By 1997, Mohamed al-Fayed’s name had also been added to the global computer search. ECHELON may well have been the first outside his family circle to know of his hope that his son would marry a princess of the line—and then later his claim that on the eve of their deaths he had planned to announce their engagement.
There is much in the NSA documents that may still cause further surprise—and provide proof, through Diana’s own words, that she had indeed planned to marry her lover.
I only became aware of ECHELON’s role shortly before publication of the original edition of this book in March 1999. It was then that I also became aware of just how far the deaths of his son and Diana had continued to consume Mohamed al-Fayed. It was a jolting experience to be exposed to such uncontrolled grief and his anger and belief in a conspiracy that fed it.
On a March afternoon I met Mohamed al-Fayed in the privacy of his private salon on the fifth floor of Harrods. Guarding its approaches were his personal bodyguards. Al-Fayed told me they “are all former SAS soldiers, totally loyal to me. I pay them well. They make sure I live. I have been threatened so many times. My car is bulletproof.”
These revelations, delivered in a tense low voice, came as he entered the salon. I was not sure whether I should take his outburst as a warning or a reassurance I was safe to tell him anything he wanted to know.
He did not waste time in telling me what that was: access to all my Mossad contacts. “You give me the names. They give me the information I want. I give you one million pounds in whatever currency you want. No need to pay tax. I will take care of everything.”
I had been warned that there is still an element of a souk trader in al-Fayed. For the next twenty minutes he launched into a diatribe that I was not quite prepared for. He attacked the Queen and Prince Philip and well-known figures he called “establishment whores and pimps.” He reserved his greatest venom for the intelligence service, branding them “killers.”
Picking up my book, which had been marked and annotated in the margin, he said again: “Mossad are the people who can tell me the truth. Bring them to me and I will make you a very happy man.” Before I could respond, he launched an attack on Henri Paul: “I trusted him,
Those words do not convey the intensity of his delivery, the profanities he used, the wild hand gestures and, above all, the painful torment on his face. Mohamed al-Fayed was a man in pain. I could only listen as he continued to unburden himself.
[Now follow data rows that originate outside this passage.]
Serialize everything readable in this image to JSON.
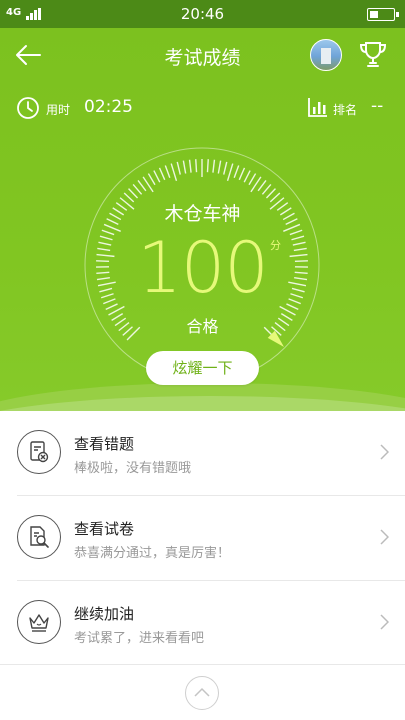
{
  "status_bar": {
    "network": "4G",
    "time": "20:46"
  },
  "title_bar": {
    "title": "考试成绩"
  },
  "stats": {
    "time_label": "用时",
    "time_value": "02:25",
    "rank_label": "排名",
    "rank_value": "--"
  },
  "result": {
    "user_name": "木仓车神",
    "score": "100",
    "score_unit": "分",
    "status": "合格",
    "score_fraction": 1.0
  },
  "share_button": {
    "label": "炫耀一下"
  },
  "menu": [
    {
      "title": "查看错题",
      "subtitle": "棒极啦，没有错题哦",
      "icon": "wrong-questions-icon"
    },
    {
      "title": "查看试卷",
      "subtitle": "恭喜满分通过，真是厉害！",
      "icon": "exam-paper-icon"
    },
    {
      "title": "继续加油",
      "subtitle": "考试累了，进来看看吧",
      "icon": "crown-icon"
    }
  ],
  "colors": {
    "theme_green": "#7cc11f",
    "score_yellow": "#e6f97a",
    "status_bar": "#4c8a17"
  }
}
“Did you know Diana was almost certainly pregnant… maybe eight weeks… and that Dodi, my son, was the father? Did you know that at the hospital in Paris, after her death, they removed many of her organs and that she came home to London as a mummy? Did you know that when we last met she told me how much she loved Dodi and how happy they were together?”
I said I did not know any of those things. For a long moment Mohamed al-Fayed sat there, tears close, his face working, lost in some inner world.
Then he said: “Tell me who can help me to find out all the truth about who arranged for my son and his beloved Diana to die?”
I told him I had in mind two people. One was Victor Ostrovsky (see chapter 10, “A Dangerous Liaison,” pp. 192–94, 208–10). The other was Ari Ben-Menashe.
“Find them. Bring them to me,” commanded Mohamed al-Fayed. At that moment there was more than a hint of an imperious pharaoh about him.
It took me a week to locate them. Ostrovsky was living in Arizona; he would only speak with me through an intermediary, a journalist who works for an Arab news magazine. In the end Ostrovsky had a short discussion with John MacNamara that led nowhere.
Ari Ben-Menashe had just returned from Africa when I spoke to him in Montreal. I told him about my meeting with al-Fayed. Ben-Menashe said “it is not altogether crazy what he says. That much I know already. There was a definite intelligence presence around Diana and Dodi in that last day in Paris.”
He agreed to meet Mohamed al-Fayed in London the following week, early April.